Moïse and supporters maintained that his term began when he took office in early 2017, following a chaotic election that forced the appointment of a provisional president to serve during a year-long gap.
In his last post to Twitter, Moïse said he was naming Ariel Henry for the seat of Prime Minister.
J’ai nommé le citoyen Ariel Henry au poste de Premier Ministre. Il aura à former un gouvernement d’ouverture incluant les forces vives de la Nation, résoudre le problème criant de l’insécurité et accompagner le CEP pour la réalisation des élections générales et du référendum. pic.twitter.com/w5qSOjncSJ— Président Jovenel Moïse (@moisejovenel) July 5, 2021
“He will have to form an open government, including the vital forces of the nation, solve the problem of insecurity and accompany the CEP for the realization of the general elections and the referendum,” Moïse wrote in Creole.
The presidential and legislative elections in Haiti are scheduled to be held this year on Sept. 26. A constitutional referendum will also be held on that date. It had been postponed twice, in part because of the coronavirus pandemic.
Below is the prime minister’s full statement on the president’s assassination:
“It is with deep sorrow that the Government of Haiti can confirm that President Moise has been assassinated. The attack occurred at the president’s personal residence at around 1:00am on July 7th. Although details are still emerging, at this time it can be confirmed that this was a highly coordinated attack by a highly trained and heavily armed group. Further details on the situation will be provided as soon as possible and we will ensure that those responsible for this heinous act are swiftly brought to justice.
“Haiti has lost a true statesman who was committed to progressing our country’s democratic transition and fighting corruption. President Moise believed that Haiti could become a beacon of democracy and worked tirelessly to address serious systemic failures within Haiti, including reform of the constitution. He sought to distance himself from polarized Haitian politics and deliver lasting, meaningful change for the country in the face of powerful forces of resistance.

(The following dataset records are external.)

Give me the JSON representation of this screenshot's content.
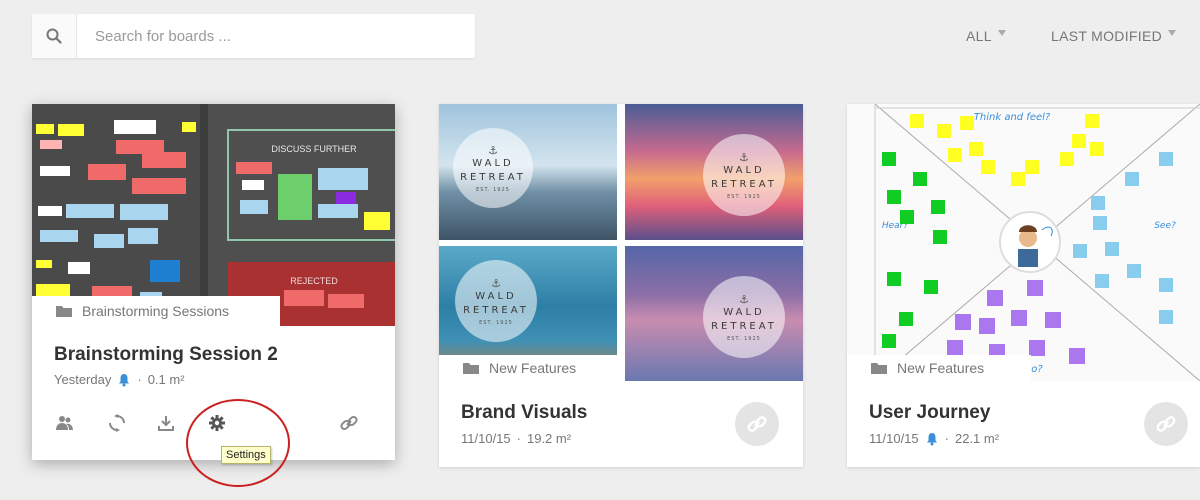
{
  "search": {
    "placeholder": "Search for boards ..."
  },
  "filters": {
    "type_label": "ALL",
    "sort_label": "LAST MODIFIED"
  },
  "boards": [
    {
      "folder": "Brainstorming Sessions",
      "title": "Brainstorming Session 2",
      "modified": "Yesterday",
      "size": "0.1 m²",
      "thumbnail_labels": {
        "discuss": "DISCUSS FURTHER",
        "rejected": "REJECTED"
      },
      "tooltip": "Settings"
    },
    {
      "folder": "New Features",
      "title": "Brand Visuals",
      "modified": "11/10/15",
      "size": "19.2 m²",
      "badge": {
        "line1": "WALD",
        "line2": "RETREAT",
        "line3": "EST. 1925"
      }
    },
    {
      "folder": "New Features",
      "title": "User Journey",
      "modified": "11/10/15",
      "size": "22.1 m²",
      "thumbnail_labels": {
        "think": "Think and feel?",
        "see": "See?",
        "hear": "Hear?",
        "say": "Say and do?"
      }
    }
  ],
  "colors": {
    "accent": "#3b8fd9",
    "highlight": "#cc1f1f",
    "tooltip_bg": "#ffffcc"
  }
}
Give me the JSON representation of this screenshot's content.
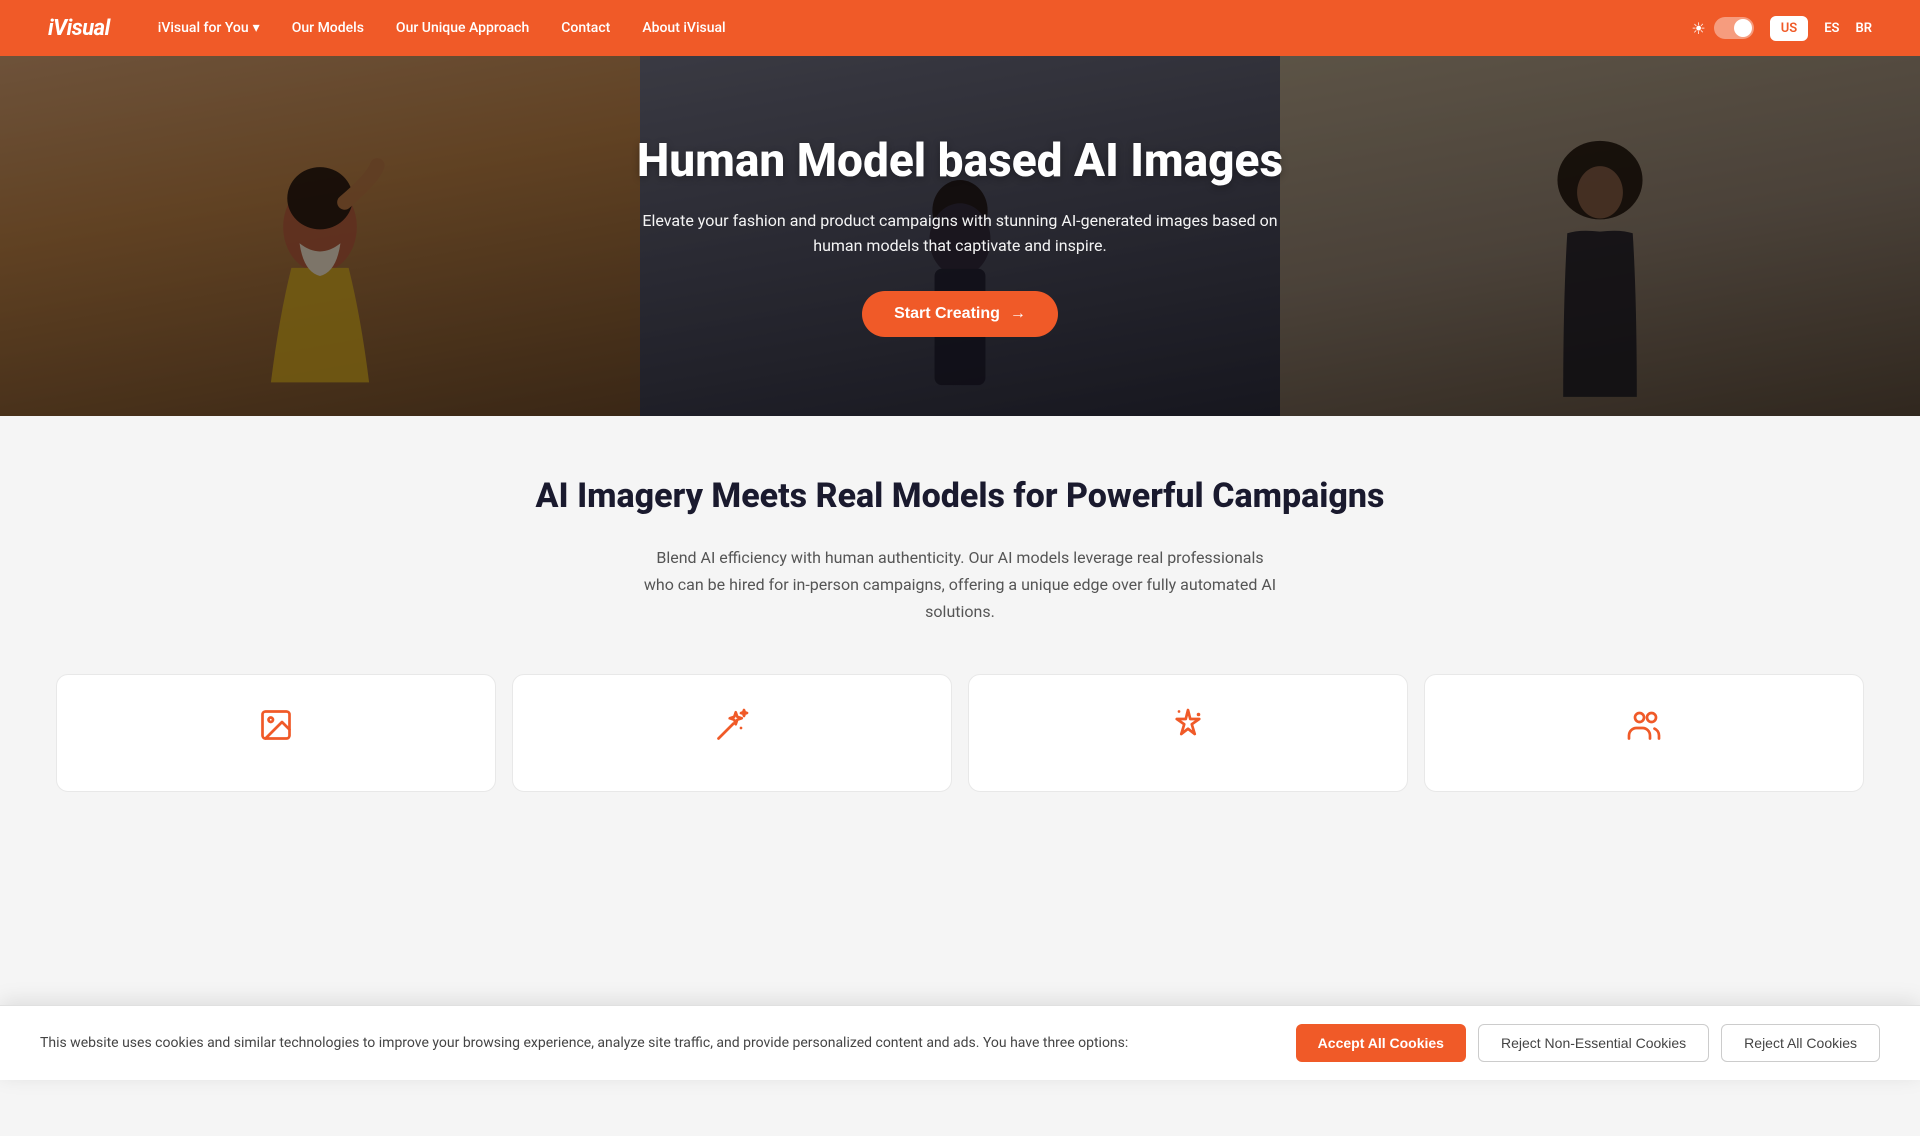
{
  "nav": {
    "logo": "iVisual",
    "links": [
      {
        "label": "iVisual for You",
        "hasDropdown": true
      },
      {
        "label": "Our Models"
      },
      {
        "label": "Our Unique Approach"
      },
      {
        "label": "Contact"
      },
      {
        "label": "About iVisual"
      }
    ],
    "languages": [
      {
        "code": "US",
        "active": true
      },
      {
        "code": "ES",
        "active": false
      },
      {
        "code": "BR",
        "active": false
      }
    ]
  },
  "hero": {
    "title": "Human Model based AI Images",
    "subtitle": "Elevate your fashion and product campaigns with stunning AI-generated images based on human models that captivate and inspire.",
    "cta_label": "Start Creating",
    "cta_arrow": "→"
  },
  "section2": {
    "title": "AI Imagery Meets Real Models for Powerful Campaigns",
    "text": "Blend AI efficiency with human authenticity. Our AI models leverage real professionals who can be hired for in-person campaigns, offering a unique edge over fully automated AI solutions."
  },
  "features": [
    {
      "icon": "🖼",
      "icon_name": "image-icon"
    },
    {
      "icon": "✨",
      "icon_name": "magic-icon"
    },
    {
      "icon": "⭐",
      "icon_name": "star-icon"
    },
    {
      "icon": "👥",
      "icon_name": "people-icon"
    }
  ],
  "cookie_banner": {
    "text": "This website uses cookies and similar technologies to improve your browsing experience, analyze site traffic, and provide personalized content and ads. You have three options:",
    "accept_label": "Accept All Cookies",
    "reject_non_label": "Reject Non-Essential Cookies",
    "reject_all_label": "Reject All Cookies"
  }
}
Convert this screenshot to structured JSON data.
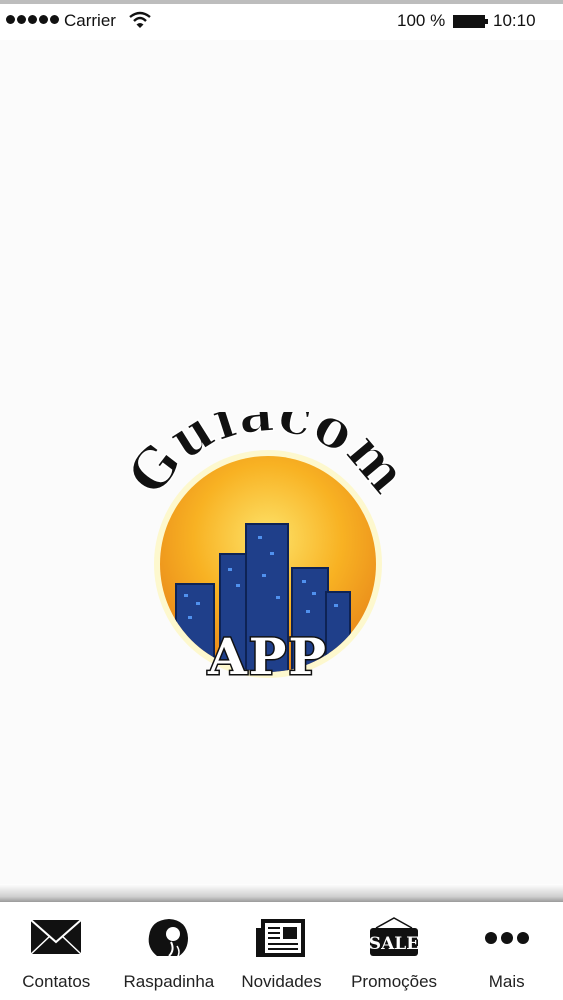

“We urge Haitians to show restraint and maintain a peaceful environment over the coming days. We also call on the international community to launch an investigation into the assassination and for the United Nations to hold a Security Council meeting on Haiti as soon as possible.
“President Moise died in defence of democracy and we have a duty to ensure his legacy is honored. Our thoughts and prayers are with the entire nation, and with the family of the President and the First Lady.”